Americans used to have the smartest tactics for removing an unwanted head of any global institution; tar the person with a brush of “scandal” or “corruption” and rely on Western allies to fall in line. It is the manifestation of the US “soft power” which has been eroded in recent times, not least by the Trump administration itself. Thus, in his bid for a second term, Adesina was suddenly ambushed by a litany of allegations of “corruption” and “nepotism” by an anonymous employee of the bank; a whistleblower. The bank’s internal Ethics Committee immediately smelt a rat. It investigated the complaints and promptly cleared Adesina of any wrongdoing. America, the second largest shareholder of the bank after Nigeria, kicked against the committee’s conclusions and insisted on an “independent” investigation of the allegations. The board of the bank felt slighted by this demand, but gave in, and mandated a “High-Level Panel of Independent Experts” to carry out a review of its Ethics Committee’s clearance of Adesina. It was headed by Professor Mary Robinson, former President of the Republic of Ireland. Its verdict was as compelling as it comes: “It has considered the President’s submissions on their face and find them consistent with his innocence and to be persuasive. Complaints were correctly dismissed at the stage of preliminary examination”. Most damning of all, it concluded that the “complaints did not satisfy the threshold of credibility and substantiation”.

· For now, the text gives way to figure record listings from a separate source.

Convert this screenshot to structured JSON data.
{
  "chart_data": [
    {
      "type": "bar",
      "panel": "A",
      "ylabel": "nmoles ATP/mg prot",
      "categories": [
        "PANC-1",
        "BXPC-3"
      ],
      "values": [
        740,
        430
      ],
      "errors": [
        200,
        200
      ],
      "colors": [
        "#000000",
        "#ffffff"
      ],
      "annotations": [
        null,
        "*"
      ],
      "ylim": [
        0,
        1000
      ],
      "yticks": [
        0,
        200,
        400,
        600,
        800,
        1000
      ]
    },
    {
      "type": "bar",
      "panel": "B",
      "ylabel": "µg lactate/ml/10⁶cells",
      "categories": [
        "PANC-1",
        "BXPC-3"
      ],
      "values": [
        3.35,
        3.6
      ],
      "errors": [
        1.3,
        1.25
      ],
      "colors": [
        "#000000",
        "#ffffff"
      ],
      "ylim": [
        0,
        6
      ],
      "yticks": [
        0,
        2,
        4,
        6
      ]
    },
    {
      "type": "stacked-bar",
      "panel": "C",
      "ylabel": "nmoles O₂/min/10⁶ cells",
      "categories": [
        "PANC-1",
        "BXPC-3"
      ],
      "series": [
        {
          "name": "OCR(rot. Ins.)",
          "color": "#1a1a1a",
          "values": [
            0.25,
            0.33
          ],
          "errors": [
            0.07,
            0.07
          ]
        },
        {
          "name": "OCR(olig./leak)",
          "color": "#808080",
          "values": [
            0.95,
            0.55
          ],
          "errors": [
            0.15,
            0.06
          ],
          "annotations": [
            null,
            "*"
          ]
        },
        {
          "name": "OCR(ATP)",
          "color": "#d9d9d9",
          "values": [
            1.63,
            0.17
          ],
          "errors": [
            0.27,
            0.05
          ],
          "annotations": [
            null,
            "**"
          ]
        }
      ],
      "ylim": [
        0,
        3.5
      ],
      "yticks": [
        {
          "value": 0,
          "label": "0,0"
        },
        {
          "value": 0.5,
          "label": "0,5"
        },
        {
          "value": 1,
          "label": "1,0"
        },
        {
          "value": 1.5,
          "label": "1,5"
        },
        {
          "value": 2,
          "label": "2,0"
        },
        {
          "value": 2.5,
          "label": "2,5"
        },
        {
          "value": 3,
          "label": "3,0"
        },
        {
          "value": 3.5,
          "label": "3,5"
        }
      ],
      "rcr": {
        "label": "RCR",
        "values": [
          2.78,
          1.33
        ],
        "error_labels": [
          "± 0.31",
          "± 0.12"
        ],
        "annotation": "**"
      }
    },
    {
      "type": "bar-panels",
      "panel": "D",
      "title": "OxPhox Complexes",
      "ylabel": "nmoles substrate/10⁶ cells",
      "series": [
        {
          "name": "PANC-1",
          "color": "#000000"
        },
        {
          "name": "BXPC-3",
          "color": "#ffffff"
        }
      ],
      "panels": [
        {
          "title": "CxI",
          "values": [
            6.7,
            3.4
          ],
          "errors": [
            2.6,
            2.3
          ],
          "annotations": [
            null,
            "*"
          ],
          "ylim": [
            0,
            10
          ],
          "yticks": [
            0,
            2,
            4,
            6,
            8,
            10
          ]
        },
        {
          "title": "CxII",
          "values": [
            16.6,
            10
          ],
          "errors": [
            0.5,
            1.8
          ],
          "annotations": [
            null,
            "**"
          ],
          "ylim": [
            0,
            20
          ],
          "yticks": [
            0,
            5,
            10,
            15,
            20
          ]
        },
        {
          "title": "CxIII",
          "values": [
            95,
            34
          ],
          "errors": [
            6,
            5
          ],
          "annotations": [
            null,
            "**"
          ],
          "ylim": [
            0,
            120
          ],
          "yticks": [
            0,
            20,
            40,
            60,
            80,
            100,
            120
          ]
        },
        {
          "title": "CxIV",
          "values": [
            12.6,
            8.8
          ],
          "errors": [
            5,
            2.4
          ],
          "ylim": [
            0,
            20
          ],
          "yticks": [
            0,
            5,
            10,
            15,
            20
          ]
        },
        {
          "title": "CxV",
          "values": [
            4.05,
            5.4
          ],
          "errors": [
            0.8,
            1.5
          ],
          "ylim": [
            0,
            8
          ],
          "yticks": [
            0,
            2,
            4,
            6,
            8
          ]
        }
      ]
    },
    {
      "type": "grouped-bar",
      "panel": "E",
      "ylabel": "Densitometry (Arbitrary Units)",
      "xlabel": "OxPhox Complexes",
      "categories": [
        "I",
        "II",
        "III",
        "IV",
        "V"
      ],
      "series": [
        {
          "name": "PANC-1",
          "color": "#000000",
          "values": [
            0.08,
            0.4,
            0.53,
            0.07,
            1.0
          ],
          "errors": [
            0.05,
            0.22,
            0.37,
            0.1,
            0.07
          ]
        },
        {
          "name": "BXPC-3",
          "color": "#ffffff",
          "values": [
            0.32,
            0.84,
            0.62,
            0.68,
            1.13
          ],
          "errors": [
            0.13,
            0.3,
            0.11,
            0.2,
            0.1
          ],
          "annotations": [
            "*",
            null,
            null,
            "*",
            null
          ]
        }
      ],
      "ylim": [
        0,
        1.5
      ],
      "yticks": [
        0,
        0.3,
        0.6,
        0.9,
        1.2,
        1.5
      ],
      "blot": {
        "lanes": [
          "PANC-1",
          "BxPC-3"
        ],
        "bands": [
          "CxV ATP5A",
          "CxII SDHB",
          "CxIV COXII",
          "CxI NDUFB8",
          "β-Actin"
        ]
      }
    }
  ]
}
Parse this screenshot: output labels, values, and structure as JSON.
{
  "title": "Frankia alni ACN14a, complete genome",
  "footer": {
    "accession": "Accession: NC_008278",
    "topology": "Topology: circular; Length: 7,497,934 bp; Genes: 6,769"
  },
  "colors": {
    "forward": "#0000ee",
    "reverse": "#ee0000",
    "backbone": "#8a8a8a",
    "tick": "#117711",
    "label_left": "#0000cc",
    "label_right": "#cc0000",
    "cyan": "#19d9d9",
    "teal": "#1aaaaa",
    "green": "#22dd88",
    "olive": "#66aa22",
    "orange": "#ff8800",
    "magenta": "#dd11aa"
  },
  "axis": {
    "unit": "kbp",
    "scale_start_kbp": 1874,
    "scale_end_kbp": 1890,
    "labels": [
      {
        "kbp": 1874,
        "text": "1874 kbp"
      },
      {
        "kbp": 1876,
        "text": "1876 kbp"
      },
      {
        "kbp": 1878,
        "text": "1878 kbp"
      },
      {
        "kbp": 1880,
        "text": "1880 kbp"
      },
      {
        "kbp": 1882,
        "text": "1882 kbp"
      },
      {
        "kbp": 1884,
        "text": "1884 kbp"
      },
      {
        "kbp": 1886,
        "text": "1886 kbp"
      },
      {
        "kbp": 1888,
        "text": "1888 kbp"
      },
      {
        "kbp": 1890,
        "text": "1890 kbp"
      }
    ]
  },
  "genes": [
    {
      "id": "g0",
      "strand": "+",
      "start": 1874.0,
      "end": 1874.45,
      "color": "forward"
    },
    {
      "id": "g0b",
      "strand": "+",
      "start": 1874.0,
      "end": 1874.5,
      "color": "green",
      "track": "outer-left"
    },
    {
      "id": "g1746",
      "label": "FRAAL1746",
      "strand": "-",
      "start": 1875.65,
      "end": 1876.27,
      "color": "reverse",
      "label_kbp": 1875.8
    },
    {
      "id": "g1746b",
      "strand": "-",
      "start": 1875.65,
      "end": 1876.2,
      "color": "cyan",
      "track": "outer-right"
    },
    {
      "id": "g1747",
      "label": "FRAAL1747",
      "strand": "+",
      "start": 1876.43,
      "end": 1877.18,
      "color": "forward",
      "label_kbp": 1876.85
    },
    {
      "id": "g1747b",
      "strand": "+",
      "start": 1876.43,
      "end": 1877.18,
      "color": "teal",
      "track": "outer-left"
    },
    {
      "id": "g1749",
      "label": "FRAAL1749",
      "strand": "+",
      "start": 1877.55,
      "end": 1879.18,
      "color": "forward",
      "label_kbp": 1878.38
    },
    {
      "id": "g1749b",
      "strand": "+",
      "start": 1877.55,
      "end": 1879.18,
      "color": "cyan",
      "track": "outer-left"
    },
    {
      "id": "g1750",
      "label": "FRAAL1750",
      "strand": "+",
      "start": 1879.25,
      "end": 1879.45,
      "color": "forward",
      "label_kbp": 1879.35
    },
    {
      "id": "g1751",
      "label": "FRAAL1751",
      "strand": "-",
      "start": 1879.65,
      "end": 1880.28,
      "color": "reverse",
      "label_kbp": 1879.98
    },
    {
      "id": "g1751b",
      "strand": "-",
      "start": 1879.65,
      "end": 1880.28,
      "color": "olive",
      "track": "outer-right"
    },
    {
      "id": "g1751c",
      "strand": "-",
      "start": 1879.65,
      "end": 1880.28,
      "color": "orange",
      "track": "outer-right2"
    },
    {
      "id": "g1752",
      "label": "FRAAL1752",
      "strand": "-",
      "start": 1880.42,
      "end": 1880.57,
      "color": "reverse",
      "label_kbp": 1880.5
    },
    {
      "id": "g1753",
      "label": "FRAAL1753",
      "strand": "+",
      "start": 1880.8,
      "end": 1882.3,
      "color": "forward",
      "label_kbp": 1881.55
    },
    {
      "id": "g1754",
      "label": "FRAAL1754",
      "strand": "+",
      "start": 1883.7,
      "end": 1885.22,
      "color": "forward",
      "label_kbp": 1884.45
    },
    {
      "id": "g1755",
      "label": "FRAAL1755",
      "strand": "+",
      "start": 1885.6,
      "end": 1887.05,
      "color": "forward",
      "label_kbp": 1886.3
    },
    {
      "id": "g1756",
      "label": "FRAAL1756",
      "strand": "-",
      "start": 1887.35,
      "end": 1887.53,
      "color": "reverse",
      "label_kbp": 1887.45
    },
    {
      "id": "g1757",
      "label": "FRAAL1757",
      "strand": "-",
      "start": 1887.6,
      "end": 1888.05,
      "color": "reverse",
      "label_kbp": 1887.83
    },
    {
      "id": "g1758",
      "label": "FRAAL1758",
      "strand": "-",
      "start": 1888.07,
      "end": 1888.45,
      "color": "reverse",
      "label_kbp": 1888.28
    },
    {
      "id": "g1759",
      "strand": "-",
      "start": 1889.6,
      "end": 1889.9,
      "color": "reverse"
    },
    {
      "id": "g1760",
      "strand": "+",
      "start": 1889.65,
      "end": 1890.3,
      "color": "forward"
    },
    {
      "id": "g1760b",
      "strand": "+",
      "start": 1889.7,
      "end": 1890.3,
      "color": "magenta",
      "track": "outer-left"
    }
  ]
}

With that clean bill of health, Adesina was confirmed for a second term. The US Treasury Secretary, Steve Mnuchin, who had spearheaded the fierce opposition to Adesina’s re-election, went back home with his tale between his legs. China, the main beneficiary of any US humiliation on that front, has remained tight-lipped and in the shadows all along. Chinese officials must be wringing their hands with glee at the comeuppance for America. The bank’s new capitalisation, $208bn, though substantial, is only equal to the level of China’s sprawling investment on the continent. The looser America’s economic grip becomes, the better for China’s influence. It is probably an inevitable consequence of America’s persistent attempt to have its cake and eat it too on the global stage. This is where “America first” doctrine comes face to face (and indeed) collides with reality. Necessity for multilateralism and respect for traditional allies (anathema in Donald Trump’s worldview), are, nevertheless, paramount for success. It is not too late for America though. It can, and will bounce back from its go-it-alone, debilitating, attitude only if it stops banging on how much the rest of the world owes ‘us’, and realises how it needs the rest of the world to help salvage something from its rapidly dwindling global economic dominance.